In the 1960s and 1970s, the United States remained locked in bitter conflict with communist countries. Most American leaders throughout the period saw the world in Cold War terms and sought to counter the perceived threat of the Soviet bloc. Cuba became a battleground in the Kennedy years.
Ever since Fidel Castro's revolutionary army seized power in 1959 and gained the support of the Soviet Union, relations with Cuba had been strained. The United States broke diplomatic ties just before Kennedy assumed office, and the Central Intelligence Agency (CIA) began training Cuban exiles to invade their homeland and spark an uprising. The attack at the Bay of Pigs in the spring of 1961 failed miserably. Kennedy, who approved the plan initiated by the Eisenhower administration, accepted responsibility for the defeat.

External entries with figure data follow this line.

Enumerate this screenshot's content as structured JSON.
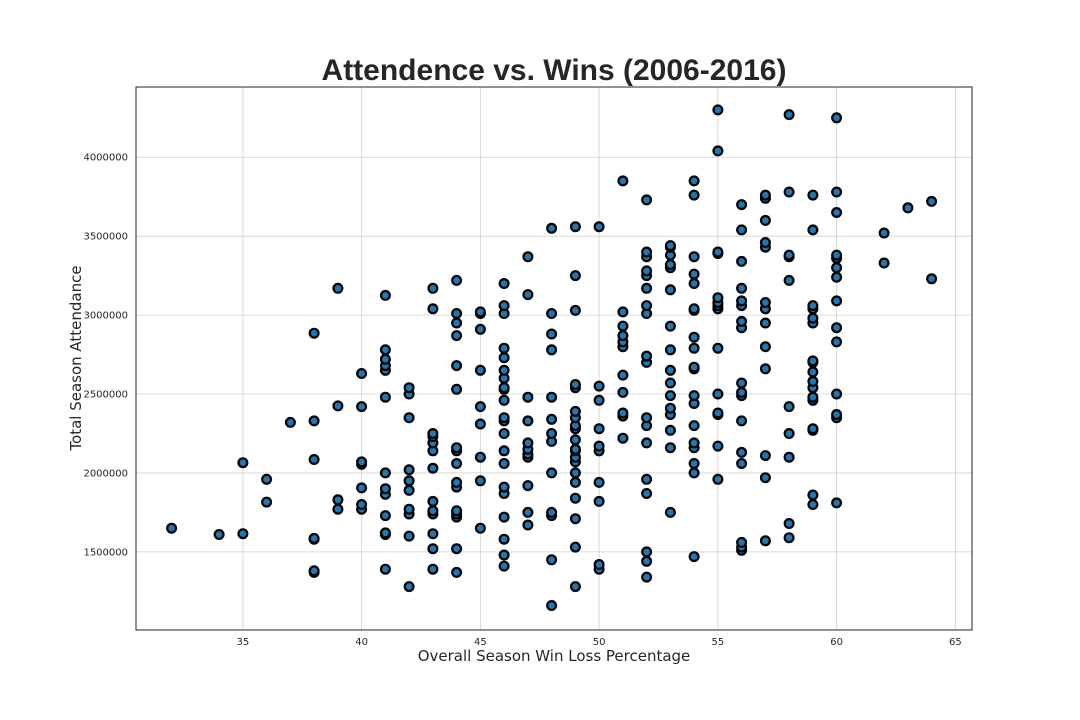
{
  "chart_data": {
    "type": "scatter",
    "title": "Attendence vs. Wins (2006-2016)",
    "xlabel": "Overall Season Win Loss Percentage",
    "ylabel": "Total Season Attendance",
    "xlim": [
      30.5,
      65.7
    ],
    "ylim": [
      1005000,
      4445000
    ],
    "xticks": [
      35,
      40,
      45,
      50,
      55,
      60,
      65
    ],
    "yticks": [
      1500000,
      2000000,
      2500000,
      3000000,
      3500000,
      4000000
    ],
    "grid": true,
    "marker_color": "#1f77b4",
    "edge_color": "#000000",
    "points": [
      [
        32,
        1650000
      ],
      [
        34,
        1610000
      ],
      [
        35,
        1615000
      ],
      [
        35,
        2065000
      ],
      [
        36,
        1815000
      ],
      [
        36,
        1960000
      ],
      [
        37,
        2320000
      ],
      [
        38,
        1370000
      ],
      [
        38,
        1380000
      ],
      [
        38,
        1580000
      ],
      [
        38,
        1585000
      ],
      [
        38,
        2085000
      ],
      [
        38,
        2330000
      ],
      [
        38,
        2885000
      ],
      [
        39,
        1770000
      ],
      [
        39,
        1830000
      ],
      [
        39,
        2425000
      ],
      [
        39,
        3170000
      ],
      [
        40,
        1770000
      ],
      [
        40,
        1800000
      ],
      [
        40,
        1905000
      ],
      [
        40,
        2055000
      ],
      [
        40,
        2070000
      ],
      [
        40,
        2420000
      ],
      [
        40,
        2630000
      ],
      [
        41,
        1390000
      ],
      [
        41,
        1610000
      ],
      [
        41,
        1620000
      ],
      [
        41,
        1730000
      ],
      [
        41,
        1865000
      ],
      [
        41,
        1900000
      ],
      [
        41,
        2000000
      ],
      [
        41,
        2480000
      ],
      [
        41,
        2650000
      ],
      [
        41,
        2680000
      ],
      [
        41,
        2720000
      ],
      [
        41,
        2780000
      ],
      [
        41,
        3125000
      ],
      [
        42,
        1280000
      ],
      [
        42,
        1600000
      ],
      [
        42,
        1740000
      ],
      [
        42,
        1770000
      ],
      [
        42,
        1890000
      ],
      [
        42,
        1950000
      ],
      [
        42,
        2020000
      ],
      [
        42,
        2350000
      ],
      [
        42,
        2500000
      ],
      [
        42,
        2540000
      ],
      [
        43,
        1390000
      ],
      [
        43,
        1520000
      ],
      [
        43,
        1615000
      ],
      [
        43,
        1740000
      ],
      [
        43,
        1760000
      ],
      [
        43,
        1820000
      ],
      [
        43,
        2030000
      ],
      [
        43,
        2140000
      ],
      [
        43,
        2190000
      ],
      [
        43,
        2230000
      ],
      [
        43,
        2250000
      ],
      [
        43,
        3040000
      ],
      [
        43,
        3170000
      ],
      [
        44,
        1370000
      ],
      [
        44,
        1520000
      ],
      [
        44,
        1720000
      ],
      [
        44,
        1740000
      ],
      [
        44,
        1760000
      ],
      [
        44,
        1910000
      ],
      [
        44,
        1940000
      ],
      [
        44,
        2060000
      ],
      [
        44,
        2140000
      ],
      [
        44,
        2160000
      ],
      [
        44,
        2530000
      ],
      [
        44,
        2680000
      ],
      [
        44,
        2870000
      ],
      [
        44,
        2950000
      ],
      [
        44,
        3010000
      ],
      [
        44,
        3220000
      ],
      [
        45,
        1650000
      ],
      [
        45,
        1950000
      ],
      [
        45,
        2100000
      ],
      [
        45,
        2310000
      ],
      [
        45,
        2420000
      ],
      [
        45,
        2650000
      ],
      [
        45,
        2910000
      ],
      [
        45,
        3010000
      ],
      [
        45,
        3020000
      ],
      [
        46,
        1410000
      ],
      [
        46,
        1480000
      ],
      [
        46,
        1580000
      ],
      [
        46,
        1720000
      ],
      [
        46,
        1870000
      ],
      [
        46,
        1910000
      ],
      [
        46,
        2060000
      ],
      [
        46,
        2140000
      ],
      [
        46,
        2250000
      ],
      [
        46,
        2330000
      ],
      [
        46,
        2350000
      ],
      [
        46,
        2460000
      ],
      [
        46,
        2530000
      ],
      [
        46,
        2540000
      ],
      [
        46,
        2600000
      ],
      [
        46,
        2650000
      ],
      [
        46,
        2730000
      ],
      [
        46,
        2790000
      ],
      [
        46,
        3010000
      ],
      [
        46,
        3060000
      ],
      [
        46,
        3200000
      ],
      [
        47,
        1670000
      ],
      [
        47,
        1750000
      ],
      [
        47,
        1920000
      ],
      [
        47,
        2100000
      ],
      [
        47,
        2120000
      ],
      [
        47,
        2150000
      ],
      [
        47,
        2190000
      ],
      [
        47,
        2330000
      ],
      [
        47,
        2480000
      ],
      [
        47,
        3130000
      ],
      [
        47,
        3370000
      ],
      [
        48,
        1160000
      ],
      [
        48,
        1450000
      ],
      [
        48,
        1730000
      ],
      [
        48,
        1750000
      ],
      [
        48,
        2000000
      ],
      [
        48,
        2200000
      ],
      [
        48,
        2250000
      ],
      [
        48,
        2340000
      ],
      [
        48,
        2480000
      ],
      [
        48,
        2780000
      ],
      [
        48,
        2880000
      ],
      [
        48,
        3010000
      ],
      [
        48,
        3550000
      ],
      [
        49,
        1280000
      ],
      [
        49,
        1530000
      ],
      [
        49,
        1710000
      ],
      [
        49,
        1840000
      ],
      [
        49,
        1940000
      ],
      [
        49,
        2000000
      ],
      [
        49,
        2070000
      ],
      [
        49,
        2100000
      ],
      [
        49,
        2140000
      ],
      [
        49,
        2150000
      ],
      [
        49,
        2210000
      ],
      [
        49,
        2280000
      ],
      [
        49,
        2300000
      ],
      [
        49,
        2350000
      ],
      [
        49,
        2390000
      ],
      [
        49,
        2540000
      ],
      [
        49,
        2560000
      ],
      [
        49,
        3030000
      ],
      [
        49,
        3250000
      ],
      [
        49,
        3560000
      ],
      [
        50,
        1390000
      ],
      [
        50,
        1420000
      ],
      [
        50,
        1820000
      ],
      [
        50,
        1940000
      ],
      [
        50,
        2140000
      ],
      [
        50,
        2170000
      ],
      [
        50,
        2280000
      ],
      [
        50,
        2460000
      ],
      [
        50,
        2550000
      ],
      [
        50,
        3560000
      ],
      [
        51,
        2220000
      ],
      [
        51,
        2360000
      ],
      [
        51,
        2380000
      ],
      [
        51,
        2510000
      ],
      [
        51,
        2620000
      ],
      [
        51,
        2800000
      ],
      [
        51,
        2830000
      ],
      [
        51,
        2870000
      ],
      [
        51,
        2930000
      ],
      [
        51,
        3020000
      ],
      [
        51,
        3850000
      ],
      [
        52,
        1340000
      ],
      [
        52,
        1440000
      ],
      [
        52,
        1500000
      ],
      [
        52,
        1870000
      ],
      [
        52,
        1960000
      ],
      [
        52,
        2190000
      ],
      [
        52,
        2300000
      ],
      [
        52,
        2350000
      ],
      [
        52,
        2700000
      ],
      [
        52,
        2740000
      ],
      [
        52,
        3010000
      ],
      [
        52,
        3060000
      ],
      [
        52,
        3170000
      ],
      [
        52,
        3250000
      ],
      [
        52,
        3280000
      ],
      [
        52,
        3370000
      ],
      [
        52,
        3400000
      ],
      [
        52,
        3730000
      ],
      [
        53,
        1750000
      ],
      [
        53,
        2160000
      ],
      [
        53,
        2270000
      ],
      [
        53,
        2370000
      ],
      [
        53,
        2410000
      ],
      [
        53,
        2490000
      ],
      [
        53,
        2570000
      ],
      [
        53,
        2650000
      ],
      [
        53,
        2780000
      ],
      [
        53,
        2930000
      ],
      [
        53,
        3160000
      ],
      [
        53,
        3300000
      ],
      [
        53,
        3320000
      ],
      [
        53,
        3380000
      ],
      [
        53,
        3430000
      ],
      [
        53,
        3440000
      ],
      [
        54,
        1470000
      ],
      [
        54,
        2000000
      ],
      [
        54,
        2060000
      ],
      [
        54,
        2160000
      ],
      [
        54,
        2190000
      ],
      [
        54,
        2300000
      ],
      [
        54,
        2440000
      ],
      [
        54,
        2490000
      ],
      [
        54,
        2660000
      ],
      [
        54,
        2670000
      ],
      [
        54,
        2790000
      ],
      [
        54,
        2860000
      ],
      [
        54,
        3030000
      ],
      [
        54,
        3040000
      ],
      [
        54,
        3200000
      ],
      [
        54,
        3260000
      ],
      [
        54,
        3370000
      ],
      [
        54,
        3760000
      ],
      [
        54,
        3850000
      ],
      [
        55,
        1960000
      ],
      [
        55,
        2170000
      ],
      [
        55,
        2370000
      ],
      [
        55,
        2380000
      ],
      [
        55,
        2500000
      ],
      [
        55,
        2790000
      ],
      [
        55,
        3040000
      ],
      [
        55,
        3060000
      ],
      [
        55,
        3080000
      ],
      [
        55,
        3110000
      ],
      [
        55,
        3390000
      ],
      [
        55,
        3400000
      ],
      [
        55,
        4040000
      ],
      [
        55,
        4300000
      ],
      [
        56,
        1510000
      ],
      [
        56,
        1530000
      ],
      [
        56,
        1560000
      ],
      [
        56,
        2060000
      ],
      [
        56,
        2130000
      ],
      [
        56,
        2330000
      ],
      [
        56,
        2490000
      ],
      [
        56,
        2510000
      ],
      [
        56,
        2570000
      ],
      [
        56,
        2920000
      ],
      [
        56,
        2960000
      ],
      [
        56,
        3060000
      ],
      [
        56,
        3090000
      ],
      [
        56,
        3170000
      ],
      [
        56,
        3340000
      ],
      [
        56,
        3540000
      ],
      [
        56,
        3700000
      ],
      [
        57,
        1570000
      ],
      [
        57,
        1970000
      ],
      [
        57,
        2110000
      ],
      [
        57,
        2660000
      ],
      [
        57,
        2800000
      ],
      [
        57,
        2950000
      ],
      [
        57,
        3040000
      ],
      [
        57,
        3080000
      ],
      [
        57,
        3430000
      ],
      [
        57,
        3460000
      ],
      [
        57,
        3600000
      ],
      [
        57,
        3740000
      ],
      [
        57,
        3760000
      ],
      [
        58,
        1590000
      ],
      [
        58,
        1680000
      ],
      [
        58,
        2100000
      ],
      [
        58,
        2250000
      ],
      [
        58,
        2420000
      ],
      [
        58,
        3220000
      ],
      [
        58,
        3370000
      ],
      [
        58,
        3380000
      ],
      [
        58,
        3780000
      ],
      [
        58,
        4270000
      ],
      [
        59,
        1800000
      ],
      [
        59,
        1860000
      ],
      [
        59,
        2270000
      ],
      [
        59,
        2280000
      ],
      [
        59,
        2460000
      ],
      [
        59,
        2480000
      ],
      [
        59,
        2540000
      ],
      [
        59,
        2580000
      ],
      [
        59,
        2640000
      ],
      [
        59,
        2700000
      ],
      [
        59,
        2710000
      ],
      [
        59,
        2950000
      ],
      [
        59,
        2980000
      ],
      [
        59,
        3040000
      ],
      [
        59,
        3060000
      ],
      [
        59,
        3540000
      ],
      [
        59,
        3760000
      ],
      [
        60,
        1810000
      ],
      [
        60,
        2350000
      ],
      [
        60,
        2370000
      ],
      [
        60,
        2500000
      ],
      [
        60,
        2830000
      ],
      [
        60,
        2920000
      ],
      [
        60,
        3090000
      ],
      [
        60,
        3240000
      ],
      [
        60,
        3300000
      ],
      [
        60,
        3360000
      ],
      [
        60,
        3380000
      ],
      [
        60,
        3650000
      ],
      [
        60,
        3780000
      ],
      [
        60,
        4250000
      ],
      [
        62,
        3330000
      ],
      [
        62,
        3520000
      ],
      [
        63,
        3680000
      ],
      [
        64,
        3230000
      ],
      [
        64,
        3720000
      ]
    ]
  }
}
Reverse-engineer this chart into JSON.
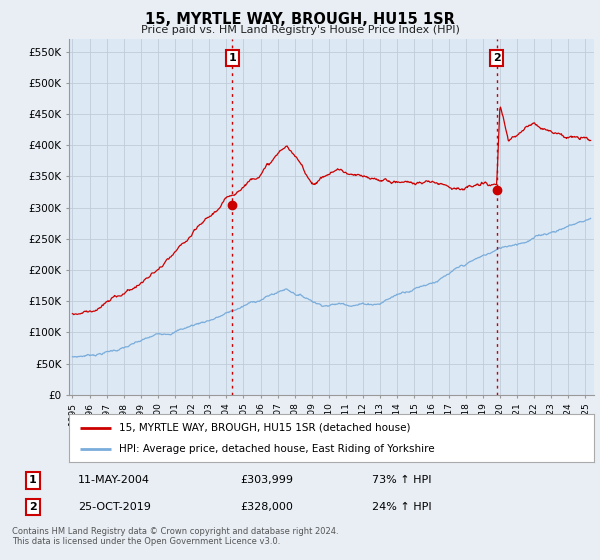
{
  "title": "15, MYRTLE WAY, BROUGH, HU15 1SR",
  "subtitle": "Price paid vs. HM Land Registry's House Price Index (HPI)",
  "ylabel_ticks": [
    "£0",
    "£50K",
    "£100K",
    "£150K",
    "£200K",
    "£250K",
    "£300K",
    "£350K",
    "£400K",
    "£450K",
    "£500K",
    "£550K"
  ],
  "ytick_values": [
    0,
    50000,
    100000,
    150000,
    200000,
    250000,
    300000,
    350000,
    400000,
    450000,
    500000,
    550000
  ],
  "ylim": [
    0,
    570000
  ],
  "xlim_start": 1994.8,
  "xlim_end": 2025.5,
  "transaction1_x": 2004.36,
  "transaction1_y": 303999,
  "transaction1_label": "1",
  "transaction1_date": "11-MAY-2004",
  "transaction1_price": "£303,999",
  "transaction1_hpi": "73% ↑ HPI",
  "transaction2_x": 2019.81,
  "transaction2_y": 328000,
  "transaction2_label": "2",
  "transaction2_date": "25-OCT-2019",
  "transaction2_price": "£328,000",
  "transaction2_hpi": "24% ↑ HPI",
  "line1_color": "#cc0000",
  "line2_color": "#7aaddb",
  "vline_color": "#cc0000",
  "vline_style": ":",
  "legend_label1": "15, MYRTLE WAY, BROUGH, HU15 1SR (detached house)",
  "legend_label2": "HPI: Average price, detached house, East Riding of Yorkshire",
  "footer1": "Contains HM Land Registry data © Crown copyright and database right 2024.",
  "footer2": "This data is licensed under the Open Government Licence v3.0.",
  "background_color": "#e8eef4",
  "plot_bg_color": "#dce8f4",
  "grid_color": "#c0cdd8"
}
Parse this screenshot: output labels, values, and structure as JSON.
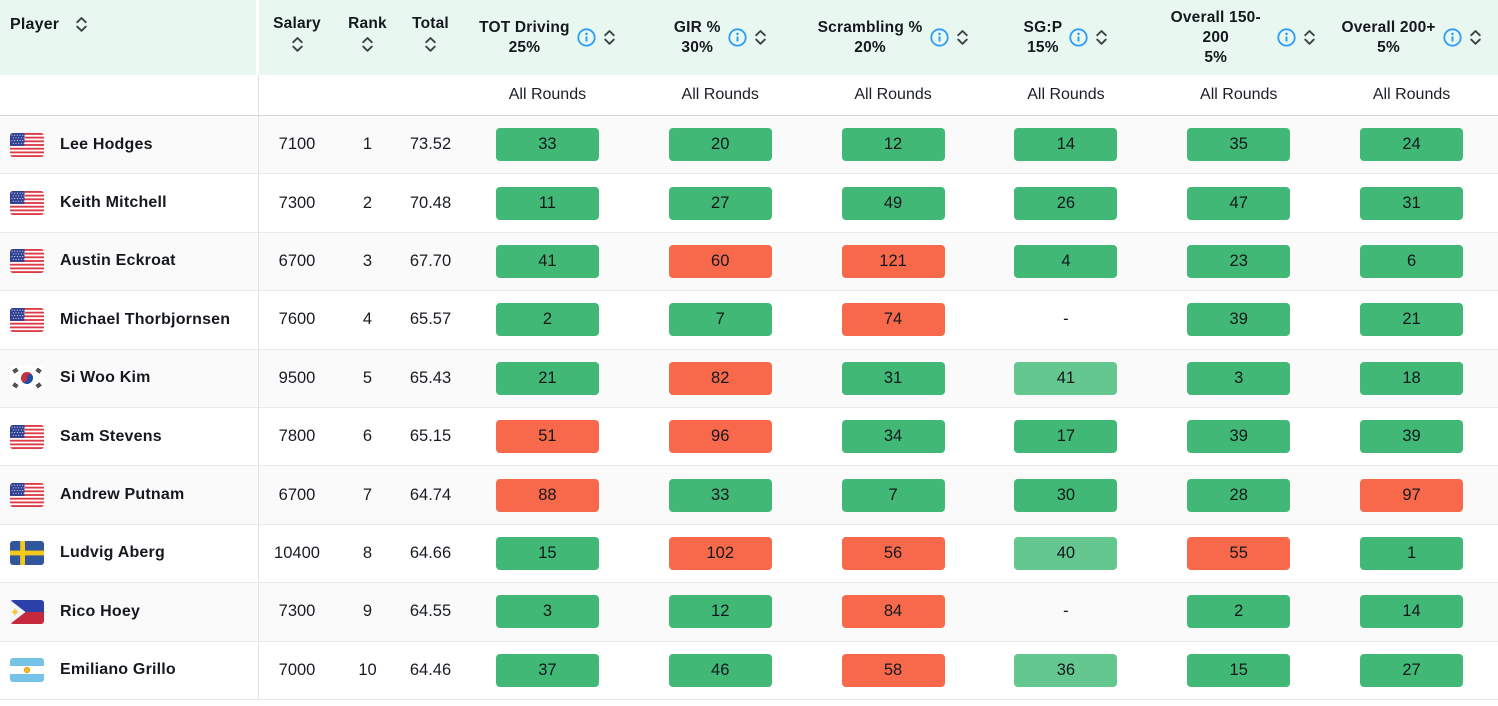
{
  "colors": {
    "header_bg": "#e8f8f0",
    "green": "#41b876",
    "green_light": "#63c78f",
    "red": "#f8694b",
    "info_icon_blue": "#2d9cf4",
    "sort_icon_gray": "#3c4148"
  },
  "table": {
    "columns": {
      "player": "Player",
      "salary": "Salary",
      "rank": "Rank",
      "total": "Total"
    },
    "stat_columns": [
      {
        "label": "TOT Driving",
        "weight": "25%",
        "subheader": "All Rounds"
      },
      {
        "label": "GIR %",
        "weight": "30%",
        "subheader": "All Rounds"
      },
      {
        "label": "Scrambling %",
        "weight": "20%",
        "subheader": "All Rounds"
      },
      {
        "label": "SG:P",
        "weight": "15%",
        "subheader": "All Rounds"
      },
      {
        "label": "Overall 150-200",
        "weight": "5%",
        "subheader": "All Rounds"
      },
      {
        "label": "Overall 200+",
        "weight": "5%",
        "subheader": "All Rounds"
      }
    ],
    "rows": [
      {
        "player": "Lee Hodges",
        "country": "us",
        "salary": "7100",
        "rank": "1",
        "total": "73.52",
        "stats": [
          {
            "value": "33",
            "color": "green"
          },
          {
            "value": "20",
            "color": "green"
          },
          {
            "value": "12",
            "color": "green"
          },
          {
            "value": "14",
            "color": "green"
          },
          {
            "value": "35",
            "color": "green"
          },
          {
            "value": "24",
            "color": "green"
          }
        ]
      },
      {
        "player": "Keith Mitchell",
        "country": "us",
        "salary": "7300",
        "rank": "2",
        "total": "70.48",
        "stats": [
          {
            "value": "11",
            "color": "green"
          },
          {
            "value": "27",
            "color": "green"
          },
          {
            "value": "49",
            "color": "green"
          },
          {
            "value": "26",
            "color": "green"
          },
          {
            "value": "47",
            "color": "green"
          },
          {
            "value": "31",
            "color": "green"
          }
        ]
      },
      {
        "player": "Austin Eckroat",
        "country": "us",
        "salary": "6700",
        "rank": "3",
        "total": "67.70",
        "stats": [
          {
            "value": "41",
            "color": "green"
          },
          {
            "value": "60",
            "color": "red"
          },
          {
            "value": "121",
            "color": "red"
          },
          {
            "value": "4",
            "color": "green"
          },
          {
            "value": "23",
            "color": "green"
          },
          {
            "value": "6",
            "color": "green"
          }
        ]
      },
      {
        "player": "Michael Thorbjornsen",
        "country": "us",
        "salary": "7600",
        "rank": "4",
        "total": "65.57",
        "stats": [
          {
            "value": "2",
            "color": "green"
          },
          {
            "value": "7",
            "color": "green"
          },
          {
            "value": "74",
            "color": "red"
          },
          {
            "value": "-",
            "color": "none"
          },
          {
            "value": "39",
            "color": "green"
          },
          {
            "value": "21",
            "color": "green"
          }
        ]
      },
      {
        "player": "Si Woo Kim",
        "country": "kr",
        "salary": "9500",
        "rank": "5",
        "total": "65.43",
        "stats": [
          {
            "value": "21",
            "color": "green"
          },
          {
            "value": "82",
            "color": "red"
          },
          {
            "value": "31",
            "color": "green"
          },
          {
            "value": "41",
            "color": "green_light"
          },
          {
            "value": "3",
            "color": "green"
          },
          {
            "value": "18",
            "color": "green"
          }
        ]
      },
      {
        "player": "Sam Stevens",
        "country": "us",
        "salary": "7800",
        "rank": "6",
        "total": "65.15",
        "stats": [
          {
            "value": "51",
            "color": "red"
          },
          {
            "value": "96",
            "color": "red"
          },
          {
            "value": "34",
            "color": "green"
          },
          {
            "value": "17",
            "color": "green"
          },
          {
            "value": "39",
            "color": "green"
          },
          {
            "value": "39",
            "color": "green"
          }
        ]
      },
      {
        "player": "Andrew Putnam",
        "country": "us",
        "salary": "6700",
        "rank": "7",
        "total": "64.74",
        "stats": [
          {
            "value": "88",
            "color": "red"
          },
          {
            "value": "33",
            "color": "green"
          },
          {
            "value": "7",
            "color": "green"
          },
          {
            "value": "30",
            "color": "green"
          },
          {
            "value": "28",
            "color": "green"
          },
          {
            "value": "97",
            "color": "red"
          }
        ]
      },
      {
        "player": "Ludvig Aberg",
        "country": "se",
        "salary": "10400",
        "rank": "8",
        "total": "64.66",
        "stats": [
          {
            "value": "15",
            "color": "green"
          },
          {
            "value": "102",
            "color": "red"
          },
          {
            "value": "56",
            "color": "red"
          },
          {
            "value": "40",
            "color": "green_light"
          },
          {
            "value": "55",
            "color": "red"
          },
          {
            "value": "1",
            "color": "green"
          }
        ]
      },
      {
        "player": "Rico Hoey",
        "country": "ph",
        "salary": "7300",
        "rank": "9",
        "total": "64.55",
        "stats": [
          {
            "value": "3",
            "color": "green"
          },
          {
            "value": "12",
            "color": "green"
          },
          {
            "value": "84",
            "color": "red"
          },
          {
            "value": "-",
            "color": "none"
          },
          {
            "value": "2",
            "color": "green"
          },
          {
            "value": "14",
            "color": "green"
          }
        ]
      },
      {
        "player": "Emiliano Grillo",
        "country": "ar",
        "salary": "7000",
        "rank": "10",
        "total": "64.46",
        "stats": [
          {
            "value": "37",
            "color": "green"
          },
          {
            "value": "46",
            "color": "green"
          },
          {
            "value": "58",
            "color": "red"
          },
          {
            "value": "36",
            "color": "green_light"
          },
          {
            "value": "15",
            "color": "green"
          },
          {
            "value": "27",
            "color": "green"
          }
        ]
      }
    ]
  }
}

The next year, seeking to recoup lost prestige, Kennedy stood firm when he learned the Soviet Union was secretly installing offensive nuclear missiles in Cuba. After considering different options, he decided on a quarantine to prevent Soviet ships from bringing additional missiles to Cuba, and he demanded publicly that the Soviets remove the weapons. After several days of tension, during which the world was closer than ever before to nuclear war, the Soviets backed down. Supporters applauded Kennedy's courage; critics charged that he risked nuclear disaster when quiet diplomacy might have been more appropriate. In retrospect, however, the Cuban missile crisis marked a turning point in U.S.-Soviet relations as both sides saw the need to defuse tensions that could lead to direct military conflict. The following year, the United States, the Soviet Union, and Great Britain signed a landmark Limited Test Ban Treaty, which prohibited nuclear weapons tests in the atmosphere.